网站首页 > 博客文章正文

LangChainV0.2-进阶教程:构建一个RAG应用

baijin 2024-12-18 14:42:03 博客文章 9 ℃ 0 评论

LLMs能提供的最重要的应用就是问答机器人。问答机器人能回答专用领域的问题。其使用的技术就是RAG。

本课程将向你展示如何基于一个文本数据库构建一个简单的问答应用。我们将认真的探讨如何构建一个传统的问答系统，并重点讲解如何增强传统问答系统的能力。同时，我们也会看到LangSmith是如何帮助欠产跟踪和了解我们的应用的。当我们的应用越来越复杂时，我们发现LangSmith会越来越帮到我们。

什么是RAG？

RAG就是利用额外的数据增强LLM的样本库，使其获得更广泛的知识面。

LLMs可以在更广泛的领域进行推理，但其推理能力是基于某一特定时间点前的公开数据的。如果你想构建的AI应用，需要用到私有数据，或新近的数据时，你就需要增强模型的样本库了。实现这一点，就需要使用到RAG技术。

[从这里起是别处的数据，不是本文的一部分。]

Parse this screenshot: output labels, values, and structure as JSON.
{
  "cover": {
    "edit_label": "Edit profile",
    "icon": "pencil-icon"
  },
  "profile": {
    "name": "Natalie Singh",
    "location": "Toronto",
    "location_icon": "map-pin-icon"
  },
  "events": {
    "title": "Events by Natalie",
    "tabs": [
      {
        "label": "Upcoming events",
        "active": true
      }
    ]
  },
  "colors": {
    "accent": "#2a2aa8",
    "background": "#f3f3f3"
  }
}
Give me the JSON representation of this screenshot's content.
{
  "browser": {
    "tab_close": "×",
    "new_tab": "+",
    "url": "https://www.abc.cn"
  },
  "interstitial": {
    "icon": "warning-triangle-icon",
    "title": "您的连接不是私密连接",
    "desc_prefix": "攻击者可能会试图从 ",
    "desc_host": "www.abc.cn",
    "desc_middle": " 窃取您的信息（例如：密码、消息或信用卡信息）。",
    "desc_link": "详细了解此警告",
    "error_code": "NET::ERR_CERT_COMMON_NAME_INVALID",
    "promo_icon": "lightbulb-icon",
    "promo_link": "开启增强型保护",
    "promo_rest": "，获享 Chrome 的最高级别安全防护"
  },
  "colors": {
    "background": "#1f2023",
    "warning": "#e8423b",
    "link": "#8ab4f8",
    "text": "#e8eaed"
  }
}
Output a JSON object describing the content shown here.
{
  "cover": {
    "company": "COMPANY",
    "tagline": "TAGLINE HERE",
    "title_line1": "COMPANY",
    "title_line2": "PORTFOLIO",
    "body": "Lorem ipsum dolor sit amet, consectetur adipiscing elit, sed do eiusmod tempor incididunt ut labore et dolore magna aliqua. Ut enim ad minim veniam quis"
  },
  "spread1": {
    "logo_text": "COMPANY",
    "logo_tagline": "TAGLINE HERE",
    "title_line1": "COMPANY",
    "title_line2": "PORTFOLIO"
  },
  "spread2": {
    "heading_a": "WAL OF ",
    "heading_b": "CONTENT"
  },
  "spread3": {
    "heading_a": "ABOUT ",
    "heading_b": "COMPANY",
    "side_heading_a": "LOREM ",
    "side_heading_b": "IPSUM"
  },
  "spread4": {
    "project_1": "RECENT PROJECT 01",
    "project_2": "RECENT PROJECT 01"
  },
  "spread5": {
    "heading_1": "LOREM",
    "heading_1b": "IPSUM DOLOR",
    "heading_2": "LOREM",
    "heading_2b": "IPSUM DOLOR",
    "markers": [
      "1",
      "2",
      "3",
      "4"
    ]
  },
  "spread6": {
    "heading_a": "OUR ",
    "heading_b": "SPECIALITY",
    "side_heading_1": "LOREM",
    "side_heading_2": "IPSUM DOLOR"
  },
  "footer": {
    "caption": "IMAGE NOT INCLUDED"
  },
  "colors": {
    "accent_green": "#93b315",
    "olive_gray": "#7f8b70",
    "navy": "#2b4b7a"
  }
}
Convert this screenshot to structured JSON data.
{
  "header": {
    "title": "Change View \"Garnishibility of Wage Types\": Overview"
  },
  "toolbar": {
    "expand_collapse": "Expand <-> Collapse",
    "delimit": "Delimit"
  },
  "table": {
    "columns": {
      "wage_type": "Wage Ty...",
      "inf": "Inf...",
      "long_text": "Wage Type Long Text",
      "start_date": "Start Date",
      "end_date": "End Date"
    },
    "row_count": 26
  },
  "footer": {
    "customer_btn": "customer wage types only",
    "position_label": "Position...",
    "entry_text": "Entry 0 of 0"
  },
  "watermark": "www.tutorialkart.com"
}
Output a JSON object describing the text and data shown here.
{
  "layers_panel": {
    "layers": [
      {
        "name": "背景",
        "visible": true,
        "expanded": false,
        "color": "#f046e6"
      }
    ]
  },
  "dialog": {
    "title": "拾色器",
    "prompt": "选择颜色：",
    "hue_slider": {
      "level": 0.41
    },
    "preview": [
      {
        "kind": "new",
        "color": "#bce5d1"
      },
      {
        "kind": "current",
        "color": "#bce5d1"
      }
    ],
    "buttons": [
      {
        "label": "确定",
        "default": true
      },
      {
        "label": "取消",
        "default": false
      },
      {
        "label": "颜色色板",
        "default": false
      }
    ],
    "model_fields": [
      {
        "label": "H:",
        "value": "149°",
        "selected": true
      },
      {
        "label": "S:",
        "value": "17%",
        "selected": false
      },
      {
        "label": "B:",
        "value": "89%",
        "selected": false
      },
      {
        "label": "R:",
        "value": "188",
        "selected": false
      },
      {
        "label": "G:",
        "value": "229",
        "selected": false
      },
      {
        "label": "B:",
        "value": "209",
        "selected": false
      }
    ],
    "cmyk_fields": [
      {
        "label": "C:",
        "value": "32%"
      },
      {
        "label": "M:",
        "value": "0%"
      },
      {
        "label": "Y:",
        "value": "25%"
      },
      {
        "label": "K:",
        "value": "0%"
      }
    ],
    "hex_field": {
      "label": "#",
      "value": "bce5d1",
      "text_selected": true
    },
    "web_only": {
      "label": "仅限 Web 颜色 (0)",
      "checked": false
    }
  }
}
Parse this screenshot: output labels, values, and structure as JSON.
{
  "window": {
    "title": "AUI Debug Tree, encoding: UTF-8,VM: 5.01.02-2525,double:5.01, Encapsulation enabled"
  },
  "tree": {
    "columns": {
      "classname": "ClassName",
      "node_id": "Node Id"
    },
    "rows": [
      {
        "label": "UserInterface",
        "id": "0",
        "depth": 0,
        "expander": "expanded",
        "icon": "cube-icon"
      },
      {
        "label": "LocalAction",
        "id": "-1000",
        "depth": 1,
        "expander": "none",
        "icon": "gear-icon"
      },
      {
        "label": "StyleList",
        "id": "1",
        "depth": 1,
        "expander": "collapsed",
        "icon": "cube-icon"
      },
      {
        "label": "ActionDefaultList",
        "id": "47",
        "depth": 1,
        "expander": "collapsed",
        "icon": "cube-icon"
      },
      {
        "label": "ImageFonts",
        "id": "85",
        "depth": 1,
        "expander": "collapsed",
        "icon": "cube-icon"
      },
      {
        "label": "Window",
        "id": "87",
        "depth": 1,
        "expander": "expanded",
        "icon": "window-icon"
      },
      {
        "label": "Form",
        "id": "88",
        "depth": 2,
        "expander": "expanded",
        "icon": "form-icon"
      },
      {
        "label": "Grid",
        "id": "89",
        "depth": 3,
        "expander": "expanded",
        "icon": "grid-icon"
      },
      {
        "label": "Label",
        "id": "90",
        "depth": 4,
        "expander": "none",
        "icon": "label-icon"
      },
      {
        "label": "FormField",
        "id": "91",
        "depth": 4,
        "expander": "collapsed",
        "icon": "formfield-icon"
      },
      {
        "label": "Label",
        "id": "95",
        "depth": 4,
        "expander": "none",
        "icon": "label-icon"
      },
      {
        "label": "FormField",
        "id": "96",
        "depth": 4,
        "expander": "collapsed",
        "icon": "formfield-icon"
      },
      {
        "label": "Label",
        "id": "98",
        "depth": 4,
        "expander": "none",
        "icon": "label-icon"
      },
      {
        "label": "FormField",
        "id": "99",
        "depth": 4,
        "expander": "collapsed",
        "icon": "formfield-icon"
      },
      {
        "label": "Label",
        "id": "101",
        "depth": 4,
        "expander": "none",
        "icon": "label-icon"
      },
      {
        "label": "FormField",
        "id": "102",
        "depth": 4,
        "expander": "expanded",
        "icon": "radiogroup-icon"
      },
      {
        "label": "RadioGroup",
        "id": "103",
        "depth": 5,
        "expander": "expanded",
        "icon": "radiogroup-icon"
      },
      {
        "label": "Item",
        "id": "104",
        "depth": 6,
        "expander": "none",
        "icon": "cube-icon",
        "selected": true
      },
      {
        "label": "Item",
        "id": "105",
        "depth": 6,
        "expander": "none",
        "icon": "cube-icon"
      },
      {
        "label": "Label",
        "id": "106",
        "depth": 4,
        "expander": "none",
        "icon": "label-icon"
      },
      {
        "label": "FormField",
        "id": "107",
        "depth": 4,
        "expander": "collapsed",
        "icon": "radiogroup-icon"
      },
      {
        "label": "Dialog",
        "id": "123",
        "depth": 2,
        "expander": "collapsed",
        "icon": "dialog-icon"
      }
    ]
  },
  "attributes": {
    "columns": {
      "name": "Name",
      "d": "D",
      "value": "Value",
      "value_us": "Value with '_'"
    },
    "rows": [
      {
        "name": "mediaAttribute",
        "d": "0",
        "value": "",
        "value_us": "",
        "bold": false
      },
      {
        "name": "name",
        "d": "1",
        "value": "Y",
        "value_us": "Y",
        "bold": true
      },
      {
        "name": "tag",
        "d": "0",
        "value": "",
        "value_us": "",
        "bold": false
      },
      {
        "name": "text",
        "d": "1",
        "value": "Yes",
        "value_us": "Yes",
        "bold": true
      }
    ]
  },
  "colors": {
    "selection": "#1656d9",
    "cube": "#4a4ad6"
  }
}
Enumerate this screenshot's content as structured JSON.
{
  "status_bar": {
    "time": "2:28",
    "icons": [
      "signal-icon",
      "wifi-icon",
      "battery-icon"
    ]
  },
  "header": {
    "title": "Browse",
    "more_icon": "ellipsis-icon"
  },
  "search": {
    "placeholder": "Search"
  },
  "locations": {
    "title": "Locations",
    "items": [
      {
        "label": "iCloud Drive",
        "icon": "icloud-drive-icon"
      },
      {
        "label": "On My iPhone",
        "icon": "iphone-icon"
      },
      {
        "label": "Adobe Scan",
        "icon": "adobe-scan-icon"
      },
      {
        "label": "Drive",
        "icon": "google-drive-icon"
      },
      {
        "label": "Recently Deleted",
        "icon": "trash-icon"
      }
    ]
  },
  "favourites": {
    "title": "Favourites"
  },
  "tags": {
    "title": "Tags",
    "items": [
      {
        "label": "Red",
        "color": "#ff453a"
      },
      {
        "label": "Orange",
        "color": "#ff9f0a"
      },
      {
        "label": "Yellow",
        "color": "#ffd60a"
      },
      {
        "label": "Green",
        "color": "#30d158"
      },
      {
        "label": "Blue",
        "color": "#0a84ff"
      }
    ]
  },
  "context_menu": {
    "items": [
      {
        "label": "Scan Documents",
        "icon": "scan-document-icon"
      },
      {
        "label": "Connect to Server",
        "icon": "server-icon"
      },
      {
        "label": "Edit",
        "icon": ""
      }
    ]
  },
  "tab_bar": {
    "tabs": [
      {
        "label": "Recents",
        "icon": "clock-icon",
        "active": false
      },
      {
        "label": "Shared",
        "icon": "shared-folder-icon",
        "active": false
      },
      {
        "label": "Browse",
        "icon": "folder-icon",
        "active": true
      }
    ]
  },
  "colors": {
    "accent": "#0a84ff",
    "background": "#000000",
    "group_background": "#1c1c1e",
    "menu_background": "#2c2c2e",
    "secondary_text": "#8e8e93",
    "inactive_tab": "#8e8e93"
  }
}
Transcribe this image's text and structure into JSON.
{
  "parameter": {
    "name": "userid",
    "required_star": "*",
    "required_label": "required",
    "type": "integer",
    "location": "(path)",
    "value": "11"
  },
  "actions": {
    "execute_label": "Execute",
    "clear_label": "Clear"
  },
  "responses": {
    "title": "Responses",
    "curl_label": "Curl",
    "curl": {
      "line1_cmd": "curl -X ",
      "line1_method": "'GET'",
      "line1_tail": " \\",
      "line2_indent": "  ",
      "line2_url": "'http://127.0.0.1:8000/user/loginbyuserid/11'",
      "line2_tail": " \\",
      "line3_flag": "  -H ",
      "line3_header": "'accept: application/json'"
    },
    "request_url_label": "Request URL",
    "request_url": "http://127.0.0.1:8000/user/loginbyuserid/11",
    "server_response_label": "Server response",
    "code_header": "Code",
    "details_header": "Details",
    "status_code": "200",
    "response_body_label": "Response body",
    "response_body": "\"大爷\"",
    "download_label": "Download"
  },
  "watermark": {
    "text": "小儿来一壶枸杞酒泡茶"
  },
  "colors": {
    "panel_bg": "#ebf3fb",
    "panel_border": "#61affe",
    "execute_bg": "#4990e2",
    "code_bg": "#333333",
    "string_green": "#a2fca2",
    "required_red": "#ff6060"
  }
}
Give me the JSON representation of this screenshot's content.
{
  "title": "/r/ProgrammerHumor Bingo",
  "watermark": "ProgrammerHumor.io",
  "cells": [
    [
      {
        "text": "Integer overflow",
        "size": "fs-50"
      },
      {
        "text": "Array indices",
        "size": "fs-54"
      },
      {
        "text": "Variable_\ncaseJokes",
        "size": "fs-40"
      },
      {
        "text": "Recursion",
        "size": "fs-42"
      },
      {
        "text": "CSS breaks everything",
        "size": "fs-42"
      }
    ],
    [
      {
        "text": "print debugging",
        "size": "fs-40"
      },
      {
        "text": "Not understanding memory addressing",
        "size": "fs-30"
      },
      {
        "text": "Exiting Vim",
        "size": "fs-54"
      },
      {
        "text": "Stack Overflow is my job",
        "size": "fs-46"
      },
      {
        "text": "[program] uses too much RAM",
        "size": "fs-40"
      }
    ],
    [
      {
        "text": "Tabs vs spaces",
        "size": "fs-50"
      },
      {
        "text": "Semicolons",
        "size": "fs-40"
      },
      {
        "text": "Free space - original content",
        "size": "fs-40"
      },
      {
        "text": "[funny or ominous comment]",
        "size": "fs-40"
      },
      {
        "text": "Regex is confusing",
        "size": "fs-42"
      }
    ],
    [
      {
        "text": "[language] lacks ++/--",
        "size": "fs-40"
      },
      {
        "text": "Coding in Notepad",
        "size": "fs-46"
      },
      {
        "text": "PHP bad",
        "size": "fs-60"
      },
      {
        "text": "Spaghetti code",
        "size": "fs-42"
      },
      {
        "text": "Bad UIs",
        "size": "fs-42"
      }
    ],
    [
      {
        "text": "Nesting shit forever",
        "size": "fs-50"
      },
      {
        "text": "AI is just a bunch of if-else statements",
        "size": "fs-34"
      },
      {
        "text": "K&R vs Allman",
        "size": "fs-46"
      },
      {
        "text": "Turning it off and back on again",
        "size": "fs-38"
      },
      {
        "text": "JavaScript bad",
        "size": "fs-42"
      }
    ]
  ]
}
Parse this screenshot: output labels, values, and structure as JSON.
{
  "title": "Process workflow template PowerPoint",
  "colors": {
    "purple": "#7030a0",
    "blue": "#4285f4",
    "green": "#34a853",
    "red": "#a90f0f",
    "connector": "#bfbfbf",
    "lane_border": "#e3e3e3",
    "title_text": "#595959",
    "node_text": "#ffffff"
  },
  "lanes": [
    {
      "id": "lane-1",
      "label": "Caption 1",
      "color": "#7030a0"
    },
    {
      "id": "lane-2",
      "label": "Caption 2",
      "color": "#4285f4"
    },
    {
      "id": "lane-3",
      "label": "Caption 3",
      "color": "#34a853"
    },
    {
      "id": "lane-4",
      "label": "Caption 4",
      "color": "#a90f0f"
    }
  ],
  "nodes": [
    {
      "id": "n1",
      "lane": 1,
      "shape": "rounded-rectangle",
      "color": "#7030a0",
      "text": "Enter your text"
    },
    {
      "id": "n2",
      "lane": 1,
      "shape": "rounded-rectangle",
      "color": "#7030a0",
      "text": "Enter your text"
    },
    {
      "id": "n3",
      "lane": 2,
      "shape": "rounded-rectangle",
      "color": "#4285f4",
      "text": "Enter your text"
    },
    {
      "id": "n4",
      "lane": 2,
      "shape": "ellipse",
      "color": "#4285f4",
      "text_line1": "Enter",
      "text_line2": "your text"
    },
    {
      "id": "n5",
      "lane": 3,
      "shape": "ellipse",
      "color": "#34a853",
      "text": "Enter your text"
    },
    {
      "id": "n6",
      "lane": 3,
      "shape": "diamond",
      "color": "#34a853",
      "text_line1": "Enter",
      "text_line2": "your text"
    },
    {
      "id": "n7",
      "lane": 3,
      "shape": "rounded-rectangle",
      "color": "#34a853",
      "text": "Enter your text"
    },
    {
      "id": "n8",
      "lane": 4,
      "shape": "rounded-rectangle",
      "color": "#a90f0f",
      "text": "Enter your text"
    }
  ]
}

LangCahin拥有众多的组件来构建问答应用，使得问答应用更好用。

注意：本课程聚焦的问答应用是非结构化数据。

概念

一个典型的RAG应用包含两个主要的组件：

Indexing索引：是指将数据从源头加载进来并对数据建立索引的过程。

Retrieval and generation检索和生成：这才是真正的RAG工作流，实时的将用户的请求和检索器返回的相关数据，喂给模型。

索引创建过程

加载：首先我们通过DocumentLoaders加载数据。
拆分：然后使用Text splitters将大文档拆分成小块。拆分成小块有利用数据的索引和传递。因为大块的数据很难进行检索，也有可能会超过模型的输入上限。
存储：我们需有在某个地方存储数据及数据，以便稍后进行查询。这通常是由矢量数据库和向量化模型来处理的。

检索和生成

检索：是指获得用户的输入后，通过检索器获取相关的数据。
生成：ChatModel/LLM使用获得的用户问题和检索器返回的数据生成的提示词来回答用户的问题。

设置

Jupyter Notebook

本教程（及大部分教程）都是使用的Jupyter notebooks，并预先认为您也会使用。Jupyter notebooks非常适用来学习LLM系统或作为一个原型构建工具，因为我们在学习或开发应用过程中将会碰到很多异常情况（比如，不正确的输出，API挂掉了），使用Jupyter notebooks这种一步一步的、交互式的工具，可以让你迅速调试并学习。

Jupyter Notebook的安装和配置问题，请自行了解。

LangSmith

不再对LangSmith的安装和使用进行说明，前面有提到过。

预览

在本章中，我们会使用一篇在线的博文来构建问答应用，这篇博章讲述的是LLM Powered Autonomous Agents 智能体，我们会针对该博客的内容提出一些问题。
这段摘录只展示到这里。